Permissive drug policy was an abject failure in the U.S. A drug criminal was four times more likely to serve prison time in 1960 than in 1980 and the incarceration rate plummeted 79 percent. This drug-tolerant era brought a doubling of the murder rate, a 230% increase in burglaries, a ten-fold increase in teen drug use, and a 900% rise in addiction rates. The peak years for teen drug use and murder were the same years that drug incarceration rates hit an all-time low point.

From 1980-1997, the tougher drug policy also reduces addiction because the criminal justice system is the number one source of treatment referrals. The incarceration rate rose over four-fold and crime and drug use began a steady, unprecedented decline, Murder rates fell by over 25 percent, burglary rates dropped 41 percent, teen drug use reduced by more than a third, and heavy cocaine and heroin use levels fell. With peak drug incarceration rates, many cities such as New York, reached record low crime levels.

Increasing the odds of imprisonment for drugs helped lower crime and drug use rates because major drug offenders, traffickers, and repeat felons were targeted, not minor drug possessors. Urban drug defendants are more likely to be repeat criminals than violent or property offenders. The hard core drug felon often steals not just to buy drugs but also to pay bills and survive through a career of crime.

Over 95 percent of state prisoners are violent and repeat criminals. Under one tenth of one per cent of inmates are nonviolent, first-time marijuana offenders. Most state drug prisoners are traffickers or repeat and/or violent offenders. A federal marijuana inmate was involved with 3.5 tons of the drug on average; a crack offender averaged over 18,000 doses. Federal agencies have almost no jurisdiction over violent street crime. That is why most federal cases involve major cocaine and heroin drug traffickers.

Are we getting too tough? Drug prison sentences have held fairly steady the past five years and drug inmate growth is slowing. Studies show that prison growth is the result of increasing the odds of imprisonment for all criminals and not from longer sentences being served. Mandatory minimum sentences have not caused court backlogs or dramatically longer terms, but they may be in part responsible for the tremendous success demonstrated by lower crime rates. One is more likely to go to prison for a federal gambling offense than for a drug possession-and a tax law violator will serve more prison time!

Tougher drug policy also reduces addiction because the criminal justice system is the number one source of treatment referrals. President Clinton credits the justice system for saving his brother's life and many treatment centers would shut down, and addicts would die, if drug laws were repealed. In 199 1, a quarter of a million inmates received their most recent drug treatment while in prison.
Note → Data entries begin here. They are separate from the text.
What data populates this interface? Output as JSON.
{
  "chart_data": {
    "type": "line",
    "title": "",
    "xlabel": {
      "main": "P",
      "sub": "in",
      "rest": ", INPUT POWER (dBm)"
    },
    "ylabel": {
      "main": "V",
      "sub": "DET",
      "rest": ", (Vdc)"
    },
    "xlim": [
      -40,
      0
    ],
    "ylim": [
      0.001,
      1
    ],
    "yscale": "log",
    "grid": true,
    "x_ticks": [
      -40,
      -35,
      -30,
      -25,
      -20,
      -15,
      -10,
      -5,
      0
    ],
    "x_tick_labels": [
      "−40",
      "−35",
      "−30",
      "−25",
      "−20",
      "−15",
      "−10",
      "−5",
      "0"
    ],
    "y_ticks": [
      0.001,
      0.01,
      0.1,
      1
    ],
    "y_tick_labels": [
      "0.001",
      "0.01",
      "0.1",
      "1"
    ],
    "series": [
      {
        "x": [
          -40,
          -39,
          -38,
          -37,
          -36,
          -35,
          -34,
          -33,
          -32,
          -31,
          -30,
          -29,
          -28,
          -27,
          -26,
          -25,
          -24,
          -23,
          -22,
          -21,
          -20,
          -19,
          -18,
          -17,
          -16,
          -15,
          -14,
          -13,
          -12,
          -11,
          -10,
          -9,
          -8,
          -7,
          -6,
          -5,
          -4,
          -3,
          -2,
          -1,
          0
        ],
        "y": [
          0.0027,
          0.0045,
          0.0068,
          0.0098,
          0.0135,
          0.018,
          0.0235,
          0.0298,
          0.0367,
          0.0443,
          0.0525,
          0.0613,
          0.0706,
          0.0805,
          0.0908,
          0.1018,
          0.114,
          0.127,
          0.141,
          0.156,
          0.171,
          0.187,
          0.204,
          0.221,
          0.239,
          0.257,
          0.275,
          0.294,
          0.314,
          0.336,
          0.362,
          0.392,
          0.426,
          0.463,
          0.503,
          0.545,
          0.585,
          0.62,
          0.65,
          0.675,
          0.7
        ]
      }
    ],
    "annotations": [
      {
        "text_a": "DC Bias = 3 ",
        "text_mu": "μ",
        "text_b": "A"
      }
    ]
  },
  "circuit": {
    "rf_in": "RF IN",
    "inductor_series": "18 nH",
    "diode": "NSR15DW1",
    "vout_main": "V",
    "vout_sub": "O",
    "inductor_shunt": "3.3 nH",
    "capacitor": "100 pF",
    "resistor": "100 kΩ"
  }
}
History indicates that increasing the odds of hard core drug criminals going to prison has been an extremely effective way to reduce violent and property crime and to lower addiction and drug use rates. The nation is still recuperating from twenty years of permissive drug policy. Current enforcement efforts must be sustained.

We may have found a good balance, and neither tougher nor weaker policy is called for. The real problem is that of the minor drug offender, who now often escapes any consequences at all. Zero tolerance through alternative sanctions must be applied, such as abstinence enforced through drug testing, fines, civil liability, loss of driving and other privileges, and treatment modalities to deter these users before they reach the hard-core criminal stage.

Robert E. Peterson is an attorney and former director of drug control policy for the state of Michigan. He served in executive positions at the federal, state, and local government levels, has authored numerous articles on drug issues, provides training at national and international events, and has been featured on national media outlets. His company, Drug Facts, provides research and presentation materials on drug law enforcement, marijuana and legalization matters.